There’s no reason to believe that won’t be the case.

Nonetheless, Ackerman is right to raise concerns about the abuse of the lame duck period that have developed over the past decade. The ability of representatives, many of whom have been voted out of office, to speak on legislation strikes me as being somewhat anti-democratic to say the least, and creates a tremendous temptation for abuse. Outside of amending the Constitution again, though, I’m not sure how we can stop it from happening except by appealing to the better natures of our Representatives demanding that Congress stop abusing its power.

FILED UNDER: Congress, US Politics
Doug Mataconis
About Doug Mataconis
Doug holds a B.A. in Political Science from Rutgers University and J.D. from George Mason University School of Law. He joined the staff of OTB in May 2010. Before joining OTB, he wrote at Below The BeltwayThe Liberty Papers, and United Liberty Follow Doug on Twitter | Facebook

Comments

  1. john personna says:

    American Constitution Published in Full Text, Film At 11.

  2. Pete says:

    Just keep voting out the abusers.

  3. PD Shaw says:

    The lame duck period was even longer than 17 weeks in some states like Maine that held their Congressional elections in September. Requiring a uniform federal election day began in 1872, but I think some of the Northern states were grandfathered.

  4. Tano says:

    I suppose it is inevitable – given any particular legal or constitutional distribution of power, there will be an incessant move by all players involved to fully exploit whatever advantage can possibly be unearthed under those rules.

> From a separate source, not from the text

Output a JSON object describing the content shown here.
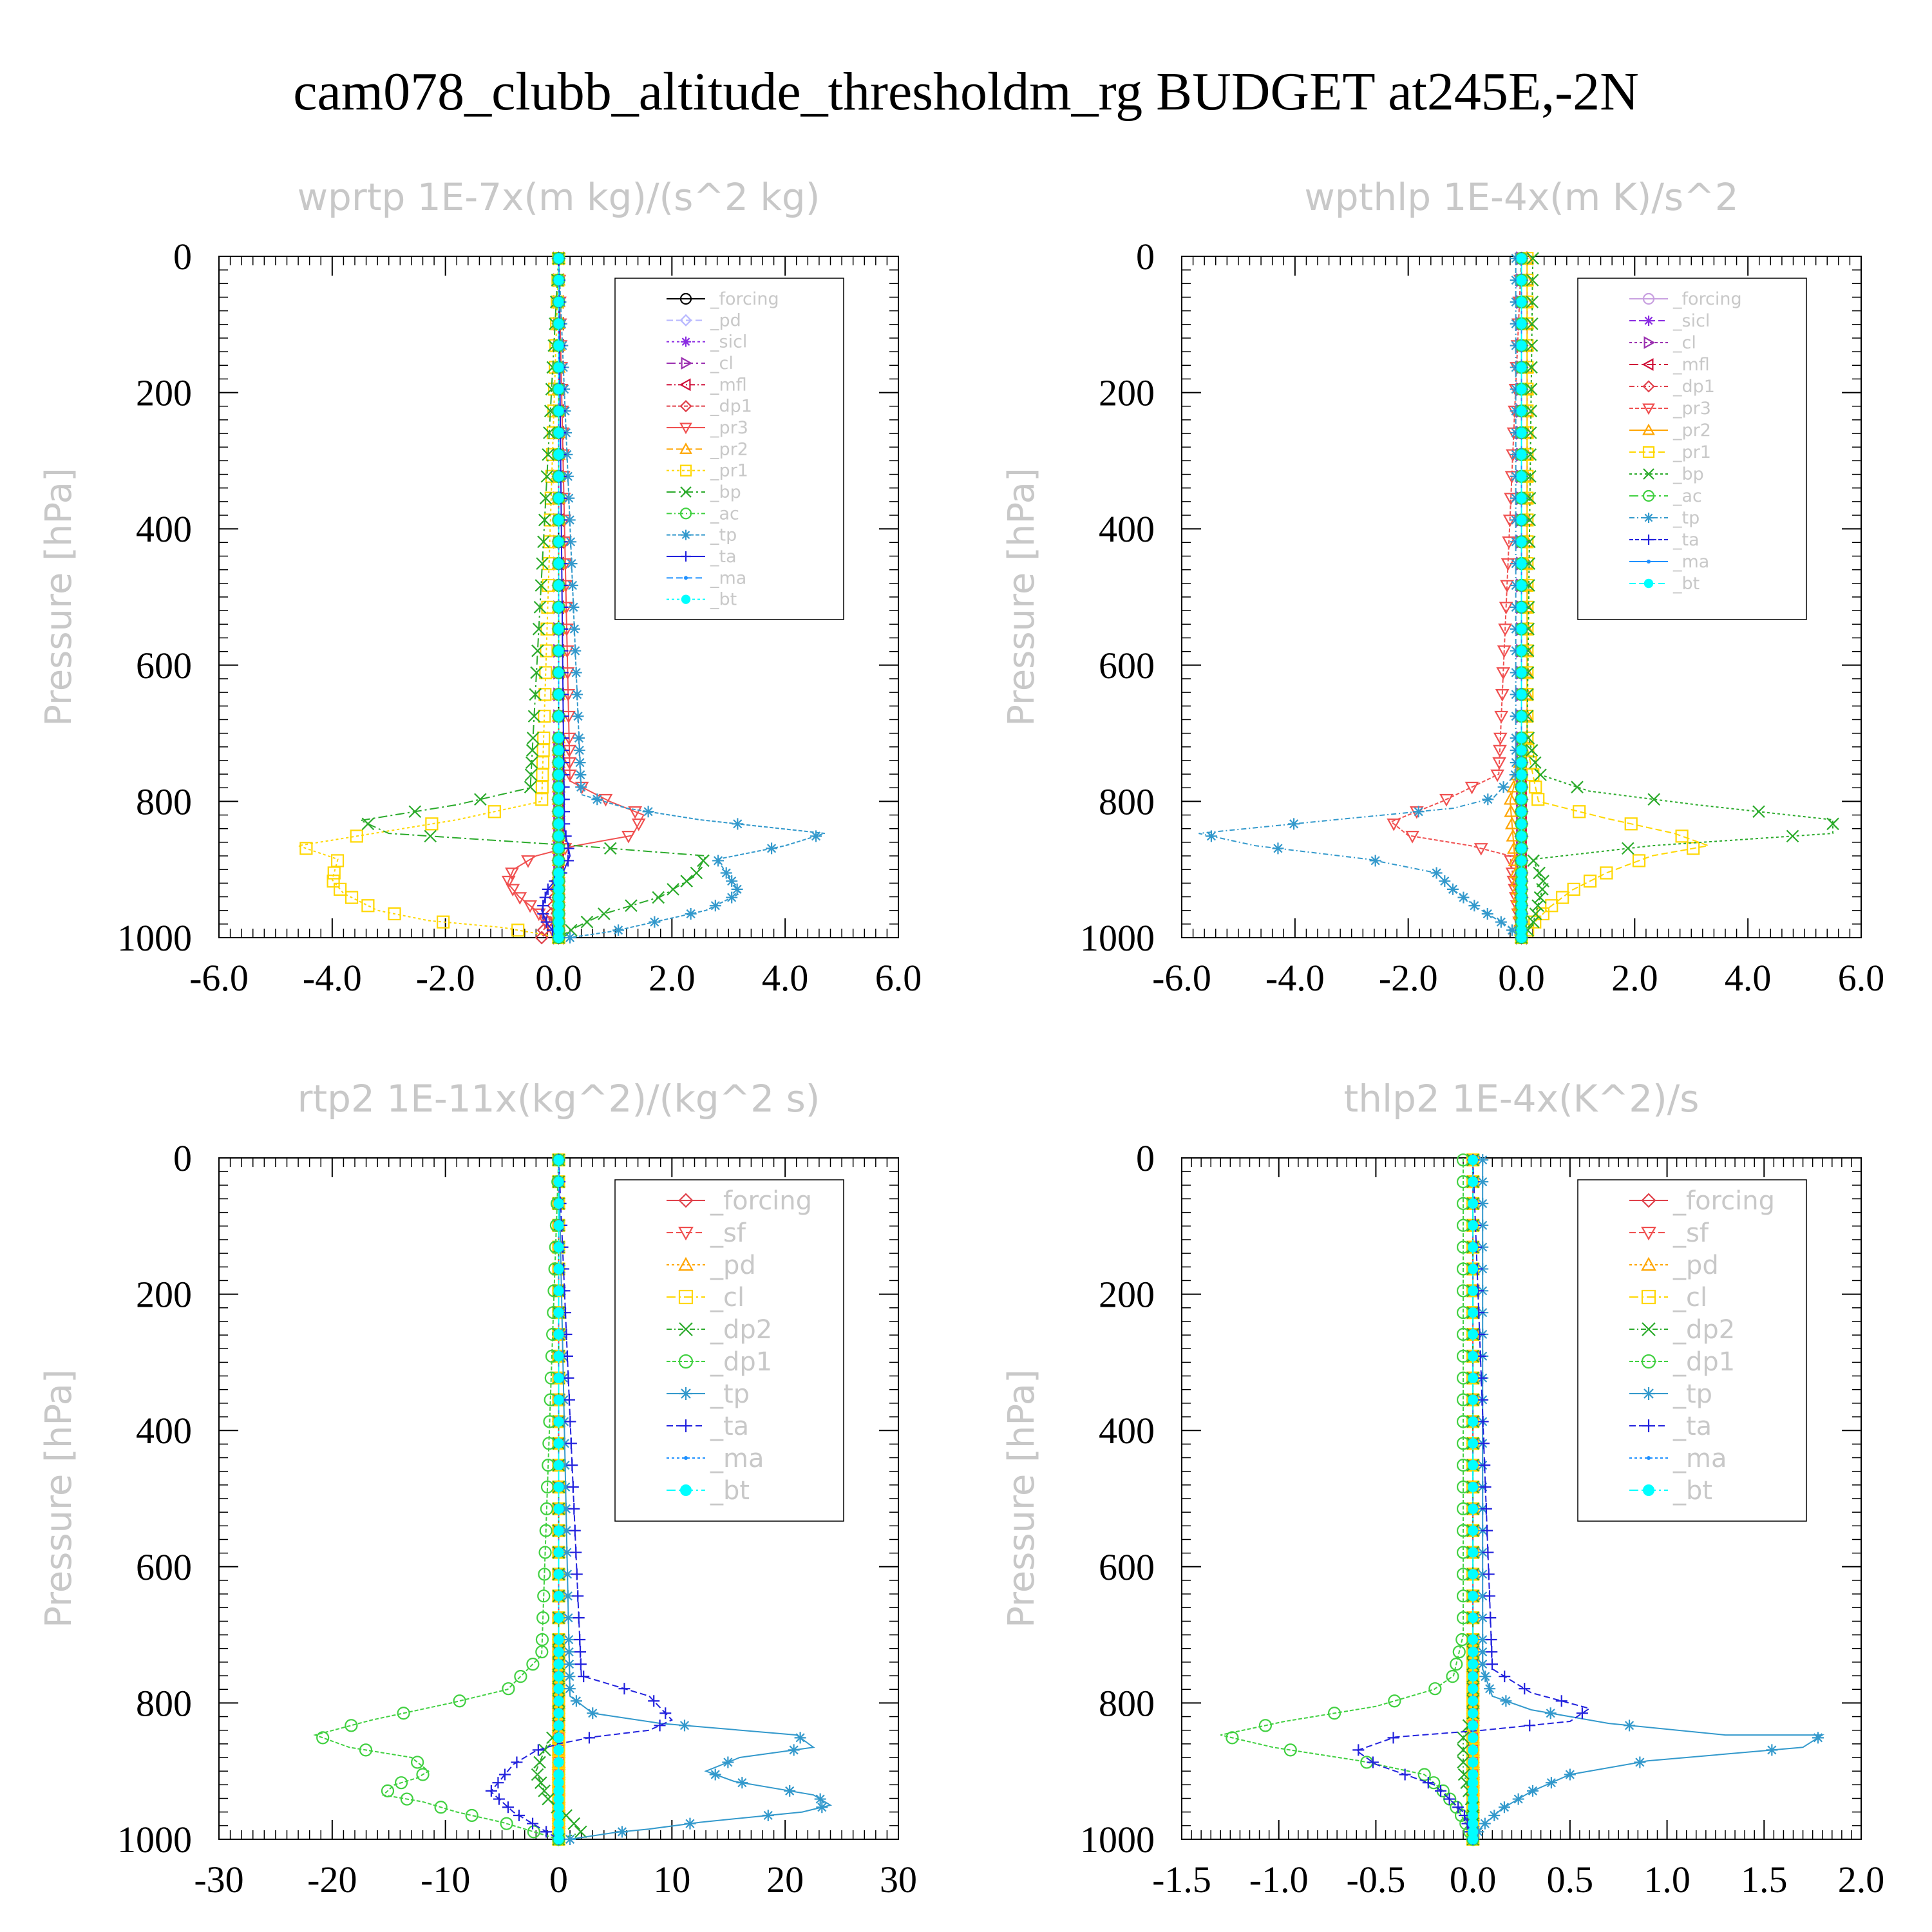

    We see that with the filibuster for example – what began as a gentleman’s agreement that the Senate would not move to a vote until everyone agreed that the issue had been sufficiently discussed, eventually became a lever by which any one Senator could dictate whether a bill would be voted on at all. Thus there arose the need to find a mechanism to end debate even over the objection of 1/3 of the Senate. Then when that was abused, it was shifted to 2/5 of the Senate. Eventually it will have to be done away with, since it is no longer ever used for its actual intended purpose – to insure full debate, and then move on to a majority vote.

    The Republican effort to impeach a sitting president when the great majority of the country supported no more than a formal rebuke, and after the President’s party had made surprising gains in the midterms – probably put the final nail in the coffin of any concern about lame-ducks violating the will of the people. That train has left the station. Either amend the Constitution to forbid an old Congress from meeting after Election day, or just live with the current arrangement. You are not going to convince anyone to simply voluntarily decline to exercise powers that they have, and that the other side has routinely used.

  5. Ken Shepherd says:

    Perhaps a constitutional amendment, or short of that, a House rule could be instituted whereby the bar to pass legislation out of the House after a lame duck to be a 2/3rds majority, not a simple majority.

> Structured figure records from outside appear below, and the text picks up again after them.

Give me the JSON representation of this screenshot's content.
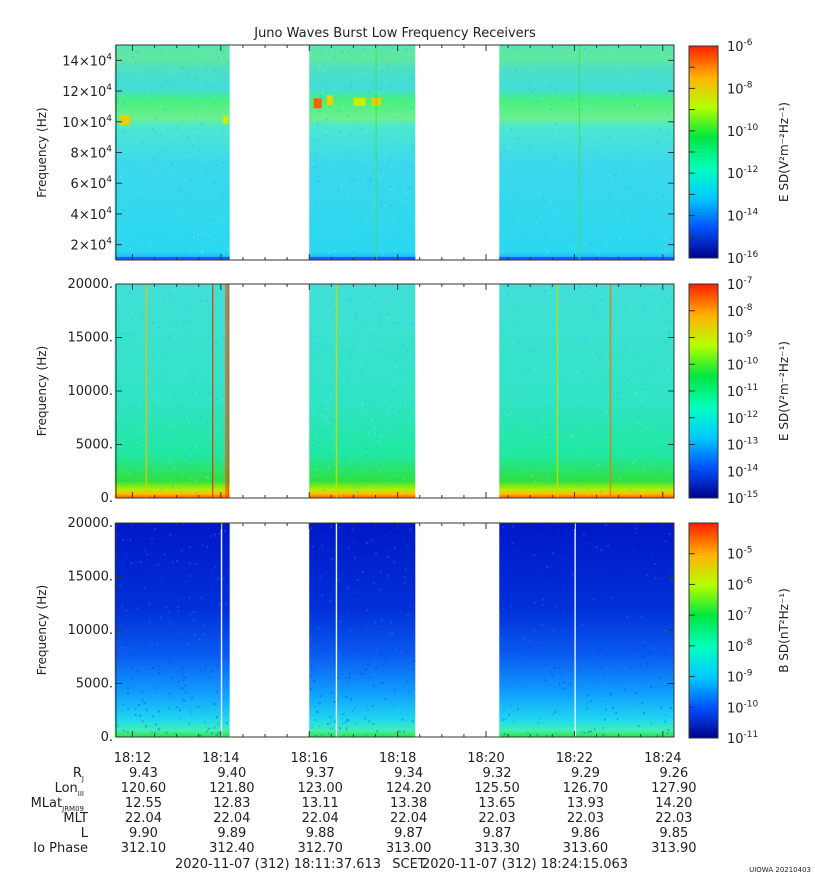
{
  "chart_data": {
    "type": "heatmap",
    "title": "Juno Waves Burst Low Frequency Receivers",
    "time_ticks": [
      "18:12",
      "18:14",
      "18:16",
      "18:18",
      "18:20",
      "18:22",
      "18:24"
    ],
    "data_segments_minutes": [
      [
        11.6,
        14.2
      ],
      [
        16.0,
        18.4
      ],
      [
        20.3,
        24.5
      ]
    ],
    "panels": [
      {
        "ylabel": "Frequency (Hz)",
        "ylim": [
          10000,
          150000
        ],
        "ytick_labels": [
          {
            "m": "2",
            "e": "4",
            "v": 20000
          },
          {
            "m": "4",
            "e": "4",
            "v": 40000
          },
          {
            "m": "6",
            "e": "4",
            "v": 60000
          },
          {
            "m": "8",
            "e": "4",
            "v": 80000
          },
          {
            "m": "10",
            "e": "4",
            "v": 100000
          },
          {
            "m": "12",
            "e": "4",
            "v": 120000
          },
          {
            "m": "14",
            "e": "4",
            "v": 140000
          }
        ],
        "colorbar_label": "E SD(V²m⁻²Hz⁻¹)",
        "colorbar_exponents": [
          -16,
          -6
        ],
        "colorbar_tick_labels": [
          {
            "e": "-6",
            "v": -6
          },
          {
            "e": "-8",
            "v": -8
          },
          {
            "e": "-10",
            "v": -10
          },
          {
            "e": "-12",
            "v": -12
          },
          {
            "e": "-14",
            "v": -14
          },
          {
            "e": "-16",
            "v": -16
          }
        ]
      },
      {
        "ylabel": "Frequency (Hz)",
        "ylim": [
          0,
          20000
        ],
        "ytick_labels": [
          {
            "t": "20000.",
            "v": 20000
          },
          {
            "t": "15000.",
            "v": 15000
          },
          {
            "t": "10000.",
            "v": 10000
          },
          {
            "t": "5000.",
            "v": 5000
          },
          {
            "t": "0.",
            "v": 0
          }
        ],
        "colorbar_label": "E SD(V²m⁻²Hz⁻¹)",
        "colorbar_exponents": [
          -15,
          -7
        ],
        "colorbar_tick_labels": [
          {
            "e": "-7",
            "v": -7
          },
          {
            "e": "-8",
            "v": -8
          },
          {
            "e": "-9",
            "v": -9
          },
          {
            "e": "-10",
            "v": -10
          },
          {
            "e": "-11",
            "v": -11
          },
          {
            "e": "-12",
            "v": -12
          },
          {
            "e": "-13",
            "v": -13
          },
          {
            "e": "-14",
            "v": -14
          },
          {
            "e": "-15",
            "v": -15
          }
        ]
      },
      {
        "ylabel": "Frequency (Hz)",
        "ylim": [
          0,
          20000
        ],
        "ytick_labels": [
          {
            "t": "20000.",
            "v": 20000
          },
          {
            "t": "15000.",
            "v": 15000
          },
          {
            "t": "10000.",
            "v": 10000
          },
          {
            "t": "5000.",
            "v": 5000
          },
          {
            "t": "0.",
            "v": 0
          }
        ],
        "colorbar_label": "B SD(nT²Hz⁻¹)",
        "colorbar_exponents": [
          -11,
          -4
        ],
        "colorbar_tick_labels": [
          {
            "e": "-5",
            "v": -5
          },
          {
            "e": "-6",
            "v": -6
          },
          {
            "e": "-7",
            "v": -7
          },
          {
            "e": "-8",
            "v": -8
          },
          {
            "e": "-9",
            "v": -9
          },
          {
            "e": "-10",
            "v": -10
          },
          {
            "e": "-11",
            "v": -11
          }
        ]
      }
    ],
    "ephemeris": [
      {
        "label": "R",
        "sub": "J",
        "values": [
          "9.43",
          "9.40",
          "9.37",
          "9.34",
          "9.32",
          "9.29",
          "9.26"
        ]
      },
      {
        "label": "Lon",
        "sub": "III",
        "values": [
          "120.60",
          "121.80",
          "123.00",
          "124.20",
          "125.50",
          "126.70",
          "127.90"
        ]
      },
      {
        "label": "MLat",
        "sub": "JRM09",
        "values": [
          "12.55",
          "12.83",
          "13.11",
          "13.38",
          "13.65",
          "13.93",
          "14.20"
        ]
      },
      {
        "label": "MLT",
        "sub": "",
        "values": [
          "22.04",
          "22.04",
          "22.04",
          "22.04",
          "22.03",
          "22.03",
          "22.03"
        ]
      },
      {
        "label": "L",
        "sub": "",
        "values": [
          "9.90",
          "9.89",
          "9.88",
          "9.87",
          "9.87",
          "9.86",
          "9.85"
        ]
      },
      {
        "label": "Io Phase",
        "sub": "",
        "values": [
          "312.10",
          "312.40",
          "312.70",
          "313.00",
          "313.30",
          "313.60",
          "313.90"
        ]
      }
    ],
    "time_range_start": "2020-11-07 (312) 18:11:37.613",
    "scet_label": "SCET",
    "time_range_end": "2020-11-07 (312) 18:24:15.063",
    "credit": "UIOWA 20210403"
  }
}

    I don’t think such a measure is as needed in the Senate given the utility of the filibuster and of holds, and the nature of the Senate as a body that maintains 2/3rds continuity between Congresses, seeing only 1/3rd of its membership up for election at any given time.

  6. sam says:

    “Perhaps a constitutional amendment, or short of that, a House rule could be instituted whereby the bar to pass legislation out of the House after a lame duck to be a 2/3rds majority, not a simple majority.

    I don’t think such a measure is as needed in the Senate given the utility of the filibuster and of holds”

    Then why have the House rule as the Senate can act as a check on anything coming out the House (how many bills in the 111th Congress died in the Senate? I’ve read upwards of 400.), as was indicated in Doug’s post?